Northern overcame their first obstacle in the quarter-finals. After finishing the regular season at 4-2, they faced their rivals in the first round. They not only won but defensively shut down the Saints, 21-0.

Then, they faced the undefeated Etobicoke Rams in the semis.

“They kind of came in thinking they were going to roll over us, but honest to god, I think Northern had the best defence in the league,” defensive end Demetri Panagiotopoulos said.

Northern won that one 27-17.

The city finals were next, where the team faced Chaminade Gryphons. Morale was low at first after their opponents had a pick-six, but the Red Knights managed to muster together a comeback and made good on a two-point conversion in the dying seconds of the fourth quarter to force overtime. A field goal in that appendage quarter and the team won 18-15.

Finally, the Metro Bowl at TD Stadium in Ottawa — home of the CFL’s RedBlacks. It started with the aforementioned touchdown by Cromwell, who hustled from end-to-end.

“The Metro Bowl was a very different experience,” Malcolm James summed it up. “I felt a lot of pressure on me to lead the team and set an example. It was an experience.”

Still, with Cromwell’s reception, there was plenty of work to still be done.

Came down to last play

“In the second half they got two touchdowns and field goal, which broke us,” Panagiotopoulos said. “With 45-seconds left, we started a drive from our own half, and we drove all the way down the field.”

It all came down to that last play. With no time left on the clock, quarterback Grayson Domingues found Liam Walsh in the end zone. But the pass was underthrown, and Walsh had to step back out from the end zone and catch the ball on the one-yard line.

The Falcons defence was on him, and with no time left, he lateraled the ball.
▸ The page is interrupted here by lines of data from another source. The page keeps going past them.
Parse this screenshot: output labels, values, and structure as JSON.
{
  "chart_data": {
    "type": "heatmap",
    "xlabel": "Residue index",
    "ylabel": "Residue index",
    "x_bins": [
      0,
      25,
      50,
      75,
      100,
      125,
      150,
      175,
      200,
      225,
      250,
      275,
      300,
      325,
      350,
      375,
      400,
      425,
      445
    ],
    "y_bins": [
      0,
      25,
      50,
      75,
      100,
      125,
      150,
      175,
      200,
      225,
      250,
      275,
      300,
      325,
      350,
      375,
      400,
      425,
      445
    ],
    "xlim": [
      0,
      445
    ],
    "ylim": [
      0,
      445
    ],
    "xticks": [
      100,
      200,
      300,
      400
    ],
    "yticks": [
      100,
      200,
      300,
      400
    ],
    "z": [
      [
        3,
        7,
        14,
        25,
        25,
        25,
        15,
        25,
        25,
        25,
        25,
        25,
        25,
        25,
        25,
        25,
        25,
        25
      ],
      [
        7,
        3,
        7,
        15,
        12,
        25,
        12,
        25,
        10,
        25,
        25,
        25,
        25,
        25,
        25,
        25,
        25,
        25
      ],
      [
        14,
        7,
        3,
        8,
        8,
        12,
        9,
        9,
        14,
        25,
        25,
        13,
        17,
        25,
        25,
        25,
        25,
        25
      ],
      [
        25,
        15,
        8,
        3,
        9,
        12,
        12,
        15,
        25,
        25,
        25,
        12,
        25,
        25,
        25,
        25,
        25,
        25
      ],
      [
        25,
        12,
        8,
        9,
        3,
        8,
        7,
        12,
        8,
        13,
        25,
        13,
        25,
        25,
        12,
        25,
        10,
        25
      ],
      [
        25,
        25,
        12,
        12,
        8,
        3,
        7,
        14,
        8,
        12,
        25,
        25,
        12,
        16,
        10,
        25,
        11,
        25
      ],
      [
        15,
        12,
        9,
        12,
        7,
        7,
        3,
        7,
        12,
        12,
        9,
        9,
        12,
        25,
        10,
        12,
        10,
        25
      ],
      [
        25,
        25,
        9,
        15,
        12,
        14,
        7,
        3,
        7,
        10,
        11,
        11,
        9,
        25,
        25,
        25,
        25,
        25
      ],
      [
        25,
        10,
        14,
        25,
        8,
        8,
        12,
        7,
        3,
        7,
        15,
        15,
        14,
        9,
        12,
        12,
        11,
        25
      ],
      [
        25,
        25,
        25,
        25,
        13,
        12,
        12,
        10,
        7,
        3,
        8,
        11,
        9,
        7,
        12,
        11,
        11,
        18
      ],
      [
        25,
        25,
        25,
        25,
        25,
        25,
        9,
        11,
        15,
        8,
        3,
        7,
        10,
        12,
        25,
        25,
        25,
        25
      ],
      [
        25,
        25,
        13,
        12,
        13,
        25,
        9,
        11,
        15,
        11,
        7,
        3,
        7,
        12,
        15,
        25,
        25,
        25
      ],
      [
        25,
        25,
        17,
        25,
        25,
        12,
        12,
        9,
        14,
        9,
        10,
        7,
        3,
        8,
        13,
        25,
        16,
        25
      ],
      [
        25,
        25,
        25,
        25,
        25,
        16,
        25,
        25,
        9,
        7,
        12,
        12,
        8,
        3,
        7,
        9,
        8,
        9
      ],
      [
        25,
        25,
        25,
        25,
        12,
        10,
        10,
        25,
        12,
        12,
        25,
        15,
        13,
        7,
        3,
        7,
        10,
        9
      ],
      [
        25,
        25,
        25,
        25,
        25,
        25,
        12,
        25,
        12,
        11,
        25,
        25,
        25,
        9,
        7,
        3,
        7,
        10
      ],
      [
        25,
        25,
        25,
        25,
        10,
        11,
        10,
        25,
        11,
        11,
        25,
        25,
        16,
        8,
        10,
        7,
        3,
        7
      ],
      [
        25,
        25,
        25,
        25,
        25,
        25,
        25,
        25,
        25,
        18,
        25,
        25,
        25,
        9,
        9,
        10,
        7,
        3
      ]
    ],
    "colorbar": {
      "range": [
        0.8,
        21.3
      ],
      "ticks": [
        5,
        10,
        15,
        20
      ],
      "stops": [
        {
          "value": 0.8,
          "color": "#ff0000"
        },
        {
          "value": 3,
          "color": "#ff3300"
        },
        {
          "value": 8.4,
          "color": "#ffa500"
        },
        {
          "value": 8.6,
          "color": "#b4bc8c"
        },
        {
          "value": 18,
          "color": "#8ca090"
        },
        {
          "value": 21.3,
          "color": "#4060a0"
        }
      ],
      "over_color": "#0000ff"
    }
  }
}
That’s when the fumble happened, and Ricardo Chisholm had to jump on the defender who picked up the ball.

“So much adrenaline because we were able to get there in the first place,” Chisholm said. “When Ignatius got off the field, on the previous drive, I thought it was all over.”

Defensive lineman Justin Chalmers shared his thoughts on the end result.

“I’d rather lose by a yard than a bunch of points,” Chalmers said. “It was disappointing when he was pushed back on the play.

“The problem with losing the final game, as we talked about, is you have too much time to think about every play after the fact.”

Most of the senior captains will be leaving at the end of the year, graduating and moving on to the post-secondary phases of their academic careers. Cromwell is still determining his next steps, but he may return for another year of football before deciding life after high school.

Still, the feeling is one of accomplishment with this group of young men.

“After losing three years in a row, in the finals, and finally lifting the trophy, I don’t think there’s a better way for it to end,” Panagiotopoulos said.

“What our team went through, I’d say we did our best the whole season. I feel like, yeah, we came up short, but we won the city championship and the Metro Bowl was the icing on the cake,” Cromwell added.